All there is to know about nuclear power and nuclear power plants

Nuclear Power

Nuclear power. It’s at once an emotive and divisive issue. So PIF has taken an in-depth look, to put you firmly in the picture.

What is a nuclear power plant?

According to the World Nuclear Association (WNA), the international organisation that promotes nuclear energy and supports industry producers: “Nuclear power plants use the heat produced by nuclear fission to generate steam that drives turbines, like in fossil fuel plants. However, no greenhouse gases are produced in this fission process, and only small amounts are produced across the whole fuel cycle.”

Nuclear power plant

How many nuclear power stations are in operation?

The WNA estimates: “There are currently 435 operable civil nuclear power nuclear reactors around the world, with a further 71 under construction.”

How does nuclear power work?

Nuclear power plant

The basic function of an atomic reactor is to split uranium atoms to release energy. WNA explain: “Several hundred fuel assemblies containing thousands of small pellets of ceramic uranium oxide fuel make up the core of a reactor. In the reactor core the U-235 isotope fissions or splits, producing a lot of heat in a continuous process called a chain reaction.”

What are the advantages of nuclear power?

advantages of nuclear power

The main advantage of nuclear power is an ironically “greener” source of energy. In comparative assessment testing of nuclear versus alternative energy sources, the International Atomic Energy Agency (IAEA) has reported that nuclear plants produce less waste than we might imagine.

They say: “A 1000 MW(e) nuclear power plant does not release noxious gases or other pollutants and produces annually only some 30 tonnes of discharged high level radioactive spent fuel along with 800 tonnes of low and intermediate level radioactive waste.”

Proponents of nuclear power also argue that it produces a higher proportion of kilowatts, compared to fossil fuels and renewables. Thus providing a more cost effective means of energy production.

According to the WNA: “Nuclear energy supplies some 14% of the world's electricity. Today 31 countries use nuclear energy to generate up to three quarters of their electricity, and a substantial number of these depend on it for one quarter to one half of their supply.”

What are the disadvantages of nuclear power?

Nuclear power

The Campaign for Nuclear disarmament (CND) argues that nuclear power might not be as efficient as we’re led to believe. Commenting on the UK’s output they say: “Our existing nuclear power stations provide just 20% of the electricity that we use, which is only 8% of our overall energy needs […] Even if we doubled the UK’s nuclear power production, our carbon emissions would only be reduced by 8%.”

Radioactive waste, the by-product of nuclear power, is non-biodegradable and remains radioactive for thousands of years. According to Greenpeace International: “The global volume of spent fuel was 220,000 tonnes in the year 2000, and is growing by approximately 10,000 tonnes annually. Despite billions of dollars of investment in various disposal options, the nuclear industry and governments have failed to come up with a feasible and sustainable solution.”
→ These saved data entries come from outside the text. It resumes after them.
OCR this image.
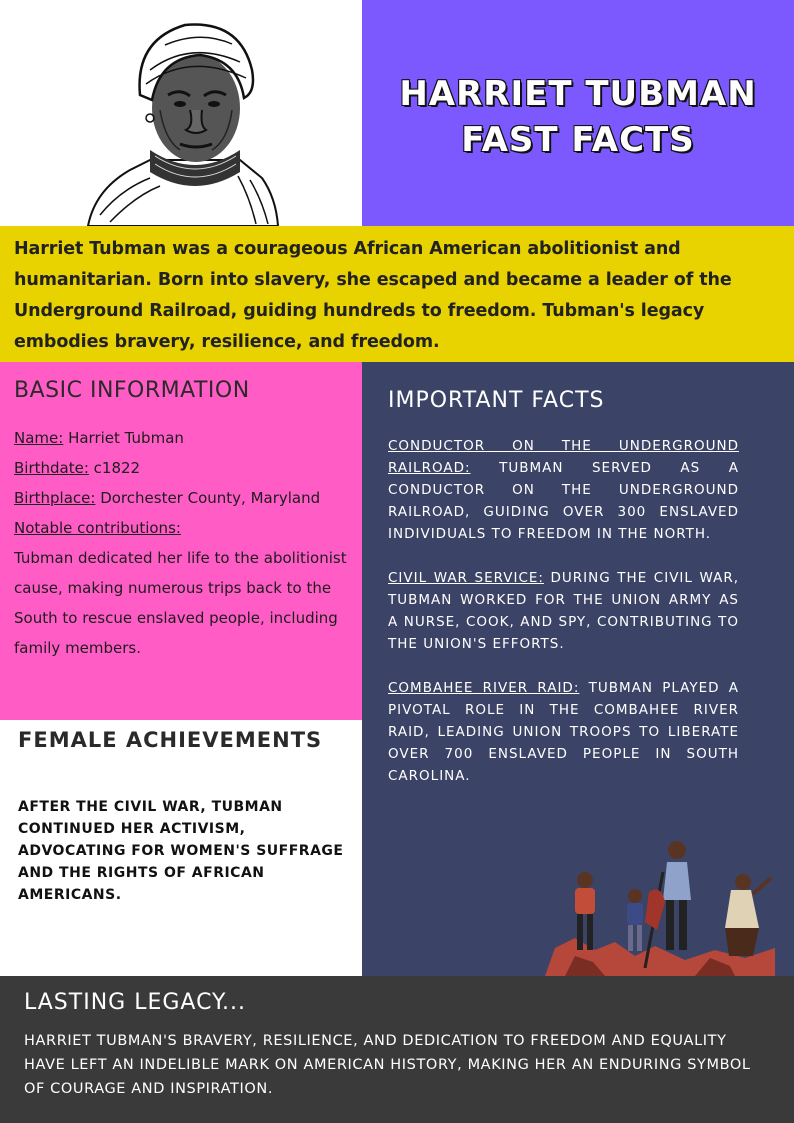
HARRIET TUBMAN
FAST FACTS

Harriet Tubman was a courageous African American abolitionist and humanitarian. Born into slavery, she escaped and became a leader of the Underground Railroad, guiding hundreds to freedom. Tubman's legacy embodies bravery, resilience, and freedom.

BASIC INFORMATION
Name: Harriet Tubman
Birthdate: c1822
Birthplace: Dorchester County, Maryland
Notable contributions:
Tubman dedicated her life to the abolitionist cause, making numerous trips back to the South to rescue enslaved people, including family members.
IMPORTANT FACTS
CONDUCTOR ON THE UNDERGROUND RAILROAD: TUBMAN SERVED AS A CONDUCTOR ON THE UNDERGROUND RAILROAD, GUIDING OVER 300 ENSLAVED INDIVIDUALS TO FREEDOM IN THE NORTH.
CIVIL WAR SERVICE: DURING THE CIVIL WAR, TUBMAN WORKED FOR THE UNION ARMY AS A NURSE, COOK, AND SPY, CONTRIBUTING TO THE UNION'S EFFORTS.
COMBAHEE RIVER RAID: TUBMAN PLAYED A PIVOTAL ROLE IN THE COMBAHEE RIVER RAID, LEADING UNION TROOPS TO LIBERATE OVER 700 ENSLAVED PEOPLE IN SOUTH CAROLINA.
FEMALE ACHIEVEMENTS

AFTER THE CIVIL WAR, TUBMAN CONTINUED HER ACTIVISM, ADVOCATING FOR WOMEN'S SUFFRAGE AND THE RIGHTS OF AFRICAN AMERICANS.

LASTING LEGACY...

HARRIET TUBMAN'S BRAVERY, RESILIENCE, AND DEDICATION TO FREEDOM AND EQUALITY HAVE LEFT AN INDELIBLE MARK ON AMERICAN HISTORY, MAKING HER AN ENDURING SYMBOL OF COURAGE AND INSPIRATION.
It’s also extremely dangerous. The mass displacement and cleanup after Japan’s appalling Fukushima Daiichi disaster in 2011 is likely to be felt for many decades to come. The Guardian recently reported on the Fukushima Daiichi nuclear disaster: “At the plant itself, recent leaks of contaminated water into the sea and a fraught operation to remove fuel rods from one of the damaged reactors have shown how critical the situation still is – and will remain during a decommissioning process that could take up to 40 years.”

As you might expect, there is no clear-cut answer. There remains an even divide. But what is clear is that given various on-going governmental investment programmes into nuclear power, the pursuit of energy by means of splitting uranium atoms is likely to continue in the short to mid-term – at least until high-grade uranium ore is mined out of existence. To what cost, in terms of human and environmental cost, will remain to be seen.